A violência do dia a dia enquanto um acordo velado entre as pessoas - como uma condição para que São Paulo possa ser a cidade "que não para", premissa absurda que o filme ironiza com imagens de circo - incomoda o trio de protagonistas, um jornalista, uma mulher e um ex-ladrão de carros. Cada um reage a seu modo ao triângulo amoroso que se forma entre eles, e o imobilismo versus a ânsia de mudança que está no centro desse conflito se estende às relações que eles mantêm com a cidade.

A história que Sacramento propõe entre os três é mais circular que linear, e Riocorrente se assemelha a O Som ao Redor na forma como constrói um painel de angústias urbanas a partir de pequenas vinhetas que flertam com o realismo fantástico. Os semáforos vermelhos que nunca viram verde, por exemplo, situação à moda Julio Cortázar que todo paulistano vive diariamente, se tornam pesadelo como o alarme vermelho do sonho à la John Carpenter do filme pernambucano.
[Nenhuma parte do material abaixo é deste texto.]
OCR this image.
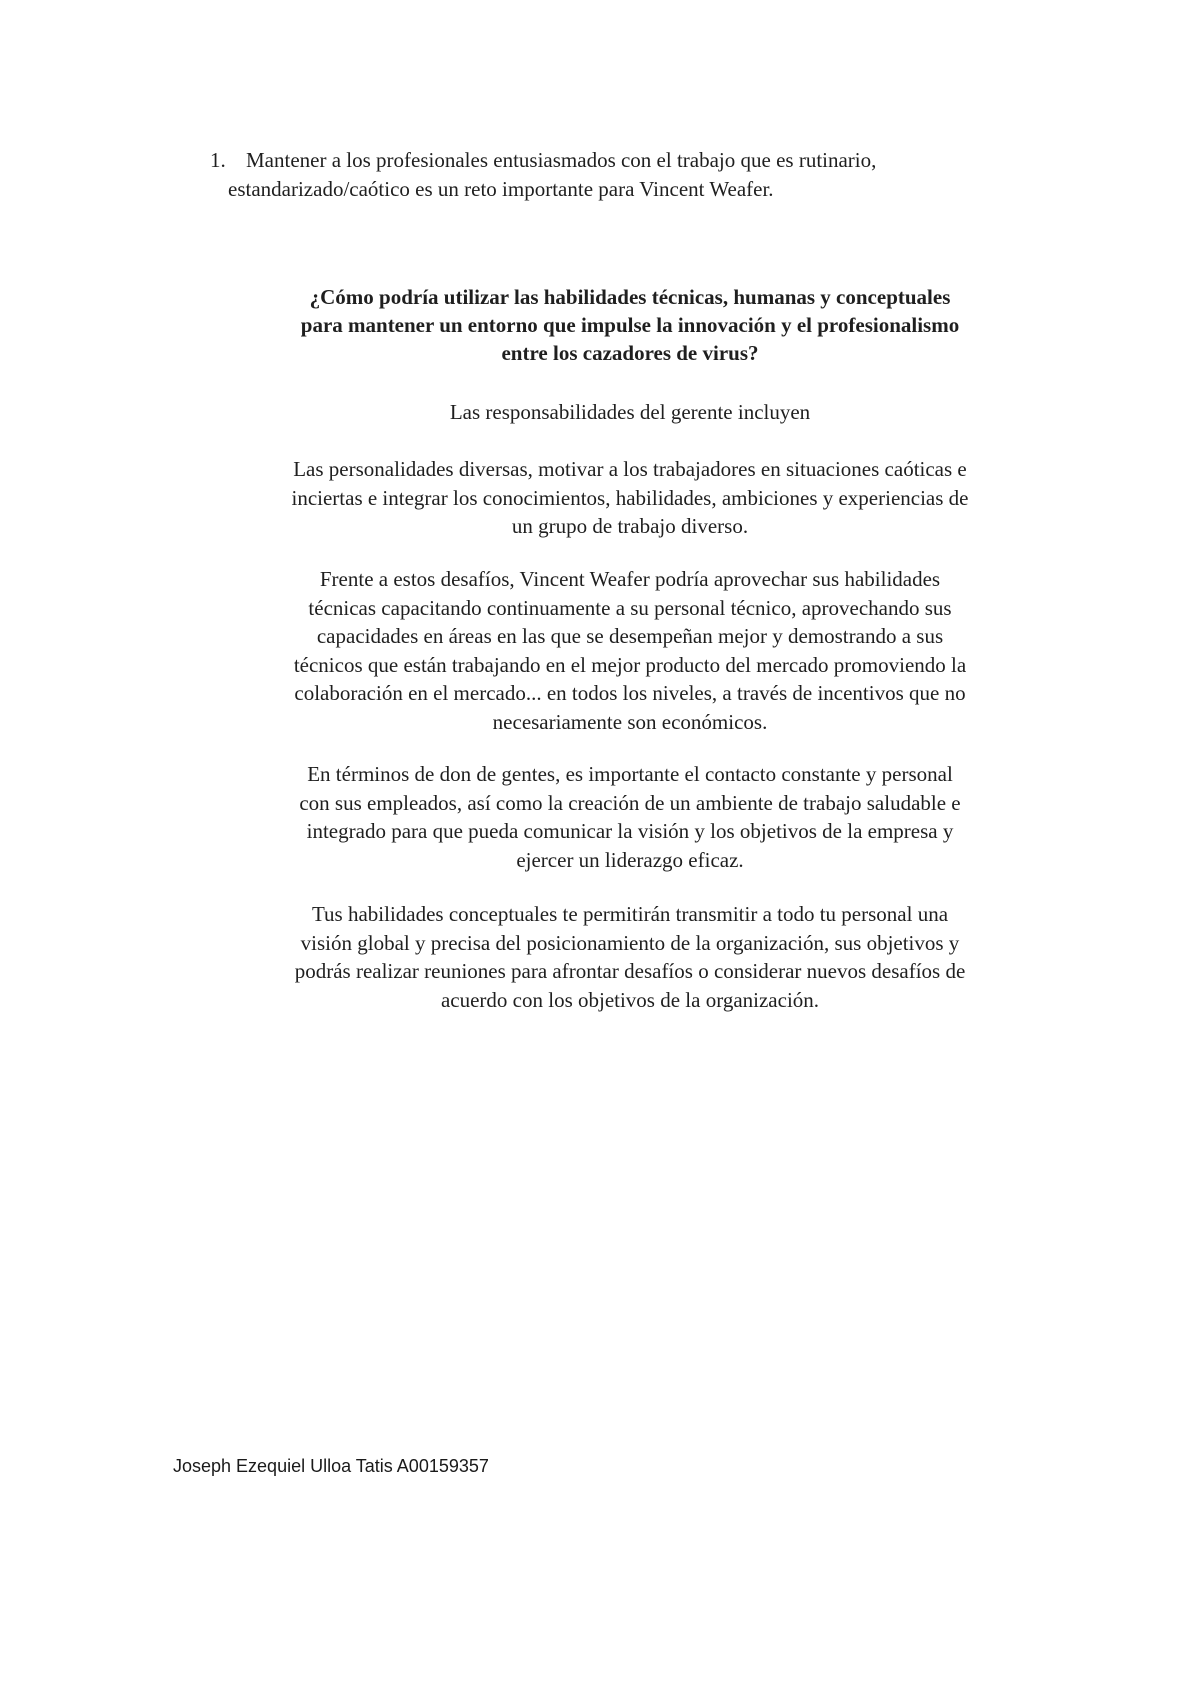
1. Mantener a los profesionales entusiasmados con el trabajo que es rutinario,
estandarizado/caótico es un reto importante para Vincent Weafer.
¿Cómo podría utilizar las habilidades técnicas, humanas y conceptuales
para mantener un entorno que impulse la innovación y el profesionalismo
entre los cazadores de virus?
Las responsabilidades del gerente incluyen
Las personalidades diversas, motivar a los trabajadores en situaciones caóticas e
inciertas e integrar los conocimientos, habilidades, ambiciones y experiencias de
un grupo de trabajo diverso.
Frente a estos desafíos, Vincent Weafer podría aprovechar sus habilidades
técnicas capacitando continuamente a su personal técnico, aprovechando sus
capacidades en áreas en las que se desempeñan mejor y demostrando a sus
técnicos que están trabajando en el mejor producto del mercado promoviendo la
colaboración en el mercado... en todos los niveles, a través de incentivos que no
necesariamente son económicos.
En términos de don de gentes, es importante el contacto constante y personal
con sus empleados, así como la creación de un ambiente de trabajo saludable e
integrado para que pueda comunicar la visión y los objetivos de la empresa y
ejercer un liderazgo eficaz.
Tus habilidades conceptuales te permitirán transmitir a todo tu personal una
visión global y precisa del posicionamiento de la organización, sus objetivos y
podrás realizar reuniones para afrontar desafíos o considerar nuevos desafíos de
acuerdo con los objetivos de la organización.
Joseph Ezequiel Ulloa Tatis A00159357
Embora possa desagradar quem permanece alheio a filmes feitos de símbolos e avessos a narrativas tradicionais, Riocorrente encontra em imagens de rotina - desmanches de carros, grades de prédios, fluxos de rios - traduções bastante fortes da nossa indiferenca diante da ausência, diante das mortes das coisas. Quem acha que este é o tipo de filme em que nada acontece talvez não perceba que em Riocorrente acontece coisa demais, o tempo todo, como na vida.